Did I mention that Lucy is out of love and out of work? The film opens with her being dumped by longterm bf, Marcus (Chris Mollica), who also happens to be her boss. Firing follows close behind. Her subsequent emotional meltdown is why, instead of preparing calmly to attend the wedding, there to seek out eligible young men, the three are all, with but one week to go, committed to finding and bringing along an acceptable plus one.
Will Lucy finally pluck up the courage to invite Graham (Eoin Macken)? Did throwing up in front of the object of her desire prove fatal to Ryan's amorous intentions? Will Nectar finally find a man to respect her?
Well, of course they do. This is rom com, after all, and the real interest is less eventual destination than journey travelled. And there is plenty to enthuse over on this particular journey.
It is thoroughly endearing: a Jane Austen for modern times, exploring women and friendship in a way we rarely get to see on screen. Because so much contemporary output celebrates buddyship - the bonding that goes on between men – it's only when we see the tables turned that we notice just how much we are missing most of the time.
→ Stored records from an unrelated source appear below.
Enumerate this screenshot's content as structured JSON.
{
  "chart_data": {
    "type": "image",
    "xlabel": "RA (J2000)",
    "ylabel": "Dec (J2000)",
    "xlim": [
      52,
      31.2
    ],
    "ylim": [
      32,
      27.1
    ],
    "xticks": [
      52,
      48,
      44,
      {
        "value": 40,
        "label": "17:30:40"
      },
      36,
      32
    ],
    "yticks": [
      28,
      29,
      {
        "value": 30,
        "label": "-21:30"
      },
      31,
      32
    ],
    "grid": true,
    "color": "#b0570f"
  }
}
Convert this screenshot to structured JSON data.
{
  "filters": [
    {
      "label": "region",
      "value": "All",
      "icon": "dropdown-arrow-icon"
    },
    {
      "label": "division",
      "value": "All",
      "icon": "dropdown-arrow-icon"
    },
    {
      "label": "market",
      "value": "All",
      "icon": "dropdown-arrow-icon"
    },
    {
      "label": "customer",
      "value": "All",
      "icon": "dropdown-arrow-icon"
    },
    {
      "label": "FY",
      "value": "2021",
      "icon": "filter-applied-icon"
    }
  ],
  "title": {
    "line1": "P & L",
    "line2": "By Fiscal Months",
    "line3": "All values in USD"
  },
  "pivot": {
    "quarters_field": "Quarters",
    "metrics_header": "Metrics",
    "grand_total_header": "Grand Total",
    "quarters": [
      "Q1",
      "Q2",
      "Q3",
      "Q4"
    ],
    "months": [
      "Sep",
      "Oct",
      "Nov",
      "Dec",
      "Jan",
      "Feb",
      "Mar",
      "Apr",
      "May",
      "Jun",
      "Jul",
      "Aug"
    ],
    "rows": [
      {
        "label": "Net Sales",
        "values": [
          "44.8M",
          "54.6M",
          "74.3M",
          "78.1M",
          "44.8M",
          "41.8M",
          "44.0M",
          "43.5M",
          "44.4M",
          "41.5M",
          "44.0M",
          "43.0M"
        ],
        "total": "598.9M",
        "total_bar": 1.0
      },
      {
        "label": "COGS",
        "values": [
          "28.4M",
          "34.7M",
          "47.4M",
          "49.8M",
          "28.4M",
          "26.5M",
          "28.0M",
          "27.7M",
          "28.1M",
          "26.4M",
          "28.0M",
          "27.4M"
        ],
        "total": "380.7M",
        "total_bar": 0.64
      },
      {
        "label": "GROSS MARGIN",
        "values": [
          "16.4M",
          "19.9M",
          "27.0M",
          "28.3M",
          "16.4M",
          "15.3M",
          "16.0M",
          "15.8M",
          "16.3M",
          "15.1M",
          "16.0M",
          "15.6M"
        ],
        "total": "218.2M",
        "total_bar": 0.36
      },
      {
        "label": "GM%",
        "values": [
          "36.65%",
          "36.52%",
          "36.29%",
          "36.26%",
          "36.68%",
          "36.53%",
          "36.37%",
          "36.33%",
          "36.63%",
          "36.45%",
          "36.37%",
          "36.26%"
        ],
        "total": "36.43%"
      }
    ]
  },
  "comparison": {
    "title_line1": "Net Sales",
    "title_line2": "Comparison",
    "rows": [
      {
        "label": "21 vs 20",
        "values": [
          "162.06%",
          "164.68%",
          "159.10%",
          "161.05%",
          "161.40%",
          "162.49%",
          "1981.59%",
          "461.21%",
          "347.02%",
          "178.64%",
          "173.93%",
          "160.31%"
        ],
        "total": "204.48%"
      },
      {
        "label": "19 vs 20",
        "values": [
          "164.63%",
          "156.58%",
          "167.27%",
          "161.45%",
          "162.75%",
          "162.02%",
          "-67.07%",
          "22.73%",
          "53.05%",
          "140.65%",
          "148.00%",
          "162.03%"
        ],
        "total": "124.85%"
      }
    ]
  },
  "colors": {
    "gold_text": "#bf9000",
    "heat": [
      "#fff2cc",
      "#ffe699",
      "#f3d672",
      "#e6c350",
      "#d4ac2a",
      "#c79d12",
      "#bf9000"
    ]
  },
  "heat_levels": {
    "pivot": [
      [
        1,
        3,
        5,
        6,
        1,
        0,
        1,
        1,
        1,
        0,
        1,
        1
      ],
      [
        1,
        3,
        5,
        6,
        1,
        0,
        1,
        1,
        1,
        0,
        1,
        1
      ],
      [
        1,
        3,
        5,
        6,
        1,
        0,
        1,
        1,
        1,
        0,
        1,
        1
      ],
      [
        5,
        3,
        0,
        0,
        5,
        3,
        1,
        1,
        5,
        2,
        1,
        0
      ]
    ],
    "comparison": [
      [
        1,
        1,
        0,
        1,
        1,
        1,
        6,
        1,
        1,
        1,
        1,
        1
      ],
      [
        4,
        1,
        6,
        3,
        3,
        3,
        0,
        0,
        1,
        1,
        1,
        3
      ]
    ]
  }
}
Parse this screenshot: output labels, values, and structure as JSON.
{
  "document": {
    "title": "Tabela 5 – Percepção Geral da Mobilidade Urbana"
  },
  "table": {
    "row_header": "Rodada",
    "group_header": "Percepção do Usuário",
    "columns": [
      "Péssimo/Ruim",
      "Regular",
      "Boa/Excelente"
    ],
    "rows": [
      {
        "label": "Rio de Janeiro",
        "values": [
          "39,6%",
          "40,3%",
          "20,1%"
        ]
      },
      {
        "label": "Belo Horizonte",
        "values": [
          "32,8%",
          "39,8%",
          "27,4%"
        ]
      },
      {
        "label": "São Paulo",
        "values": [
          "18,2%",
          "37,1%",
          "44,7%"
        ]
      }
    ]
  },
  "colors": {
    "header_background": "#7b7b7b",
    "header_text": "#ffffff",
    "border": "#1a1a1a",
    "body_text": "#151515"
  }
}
And boy, are the tables turned: the focus is very much on how women who have grown up together work together, support one another through good times and bad, through break-up and rejection and put-down. Men are present but mostly as eye-candy. Each of the three would-be other halves are presentable in a metrosexual sort of way: the principal yardstick of their acceptability boils down to just one question: is he hot?
To which the answer is, invariably, yes.
Conventions are broken – this is, after all, a film about women who decide to take the social road less frequented, and go out and grab a man. Still, it remains grounded by holding firmly to deep-seated vulnerabilities that each experiences.
Optimistic? Definitely: sometimes overly so. However, to well-drawn characters, interesting, often surprising situations – from Ryan's exploits in stilettos to Lucy's head-butting her yoga instructor into unconsciousness - add sharp, observant, frequently very funny lines and this film is definitely on its way to being a hit.
At least amongst the women in the audience. Whether men will like it quite so much – especially if they cotton on to the role reversal on screen – I am not so sure.